In construction, exposed steel ribs were fixed either side of the V-beam at 3.80 m centres to support the glazing over the platforms and the solid roof over the tracks. The latter was constructed as an insulated double skin metal deck with perforated acoustic cladding on the inside. In order to construct the roof economically, all the roof members were designed to have the same angle and length. The variations in the profile of the V-beam are accommodated in the clear opening that runs along the apex of each vault. The opening is framed with perforated metal fin panels varying in height from 800 to 2500 mm at the highest point of the roof. The fins diffuse the light shining through the gap at night to enhance the prominence of the station as a unique focal point for the area.

The station is designed to provide a high level of social security both during the day and at night. Long voids are cut into the platforms to break down the overshadowed sections of the 100 m wide area below the viaducts. These voids improve the sense of safety through visual contact and improved transparency between the platform and ground level areas and also permit a lot of daylight to flood into the Boulevard and the bus station areas.

The station hall and platforms are also designed to allow for maximum transparency to improve the orientation of travellers within the building. Escalators, stairs and glazed lifts lead the public from the ticket hall up to the platforms. The ticket hall as the centre of the station and the adjacent bus station provides a wide variety of commercial activities including a large cafeteria and restaurant. Future commercial development will be located along the north side of the Boulevard and opposite the bus station below the viaduct structure.

Work started on site in 2001 and Bijlmer Station was officially opened by Princess Maxima of the Netherlands on 17 November 2007.

  • Post

    3 images? is the building not worth taking more pictures?

  • http://www.homerejuvenation.blogspot.com Stan

    This station is truly magnificent!

  • One

    bloody beautful station.

  • Azeem

    Beautifull !! excellent work!!
    I agree with POST!!

  • paul

    Just another boring train station.

    Why are they always so linear! (wink)

  • One

    er,.. paul rain is long and linear….

  • unpopular

    the material choice and the finicky detailing (i guess thats grimshaw though) just make the thing very bland.
    its like a he took some pictures from a mid 90′s book on private houses called, lets say, ‘contemporary urban chic natural style’ and blew it up into a train station.

  • http://www.architectonica.ca dariusz

    linear? is that a clever question?

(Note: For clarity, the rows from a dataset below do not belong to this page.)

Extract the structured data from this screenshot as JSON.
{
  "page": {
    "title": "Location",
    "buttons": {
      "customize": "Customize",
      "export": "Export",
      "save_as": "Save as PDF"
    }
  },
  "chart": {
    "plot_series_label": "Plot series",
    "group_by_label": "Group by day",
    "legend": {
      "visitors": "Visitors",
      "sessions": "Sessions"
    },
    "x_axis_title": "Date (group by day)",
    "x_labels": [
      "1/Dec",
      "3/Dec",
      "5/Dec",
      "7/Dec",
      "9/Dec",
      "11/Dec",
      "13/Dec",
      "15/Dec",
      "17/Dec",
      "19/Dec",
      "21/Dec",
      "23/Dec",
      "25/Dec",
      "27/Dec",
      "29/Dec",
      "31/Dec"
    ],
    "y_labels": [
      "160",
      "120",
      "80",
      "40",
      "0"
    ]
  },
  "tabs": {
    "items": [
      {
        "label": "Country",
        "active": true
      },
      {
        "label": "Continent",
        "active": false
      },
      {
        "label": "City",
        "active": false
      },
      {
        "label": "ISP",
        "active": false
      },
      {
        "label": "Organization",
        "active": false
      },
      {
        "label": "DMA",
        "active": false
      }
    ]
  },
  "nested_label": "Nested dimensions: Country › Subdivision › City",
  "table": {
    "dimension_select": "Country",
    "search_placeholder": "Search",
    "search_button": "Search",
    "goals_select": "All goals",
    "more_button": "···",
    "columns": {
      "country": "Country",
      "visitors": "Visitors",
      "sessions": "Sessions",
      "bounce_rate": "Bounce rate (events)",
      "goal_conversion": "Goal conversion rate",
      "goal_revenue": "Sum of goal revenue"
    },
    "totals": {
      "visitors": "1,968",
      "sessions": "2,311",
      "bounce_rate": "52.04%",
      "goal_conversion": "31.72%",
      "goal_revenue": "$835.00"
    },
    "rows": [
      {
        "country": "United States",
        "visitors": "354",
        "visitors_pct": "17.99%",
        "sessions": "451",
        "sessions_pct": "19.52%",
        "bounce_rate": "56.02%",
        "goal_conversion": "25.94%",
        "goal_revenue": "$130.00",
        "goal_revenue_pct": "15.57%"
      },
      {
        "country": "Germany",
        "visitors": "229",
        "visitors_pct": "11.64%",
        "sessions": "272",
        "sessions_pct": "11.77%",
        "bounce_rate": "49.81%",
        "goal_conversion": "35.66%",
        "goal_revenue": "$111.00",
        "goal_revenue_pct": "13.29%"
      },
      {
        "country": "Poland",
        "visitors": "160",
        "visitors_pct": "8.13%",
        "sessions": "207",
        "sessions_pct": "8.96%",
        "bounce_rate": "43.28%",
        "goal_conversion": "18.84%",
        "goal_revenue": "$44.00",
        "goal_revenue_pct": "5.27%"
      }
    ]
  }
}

Looks great..I’m sure it serves its purpose well too! great materials.. love the wood slats

  • http://archipelagoes.blogspot.com/ Tim

    It’s a really beautiful station. Definitely the nicest one in Amsterdam, and maybe even the best in the entire Netherlands. The only thing that I don’t like that much is the transfer from train to metro: you’d have to go down those massive staircases, and ride up on the other end… It could’ve done with a shortcut of some sort. But as far as esthetics go: visually pleasing, clear routings, nice spaces.

  • will

    The guy is a genius- boring my butt

  • Lucas

    what the fu….. happened to Grimshaw?

  • http://www.3marah.com sana

    so dazzling

  • Gerry

    I love this station. It is so wonderful because before it was such a bad neigbourhood and this station makes everything feel so good. There is so much light and the wood in the seeling makes it feel very safe. Also the magnificant views you get when rolling down the stairs… I think this is second to the main station in antwerp the best user experience you will get in a station.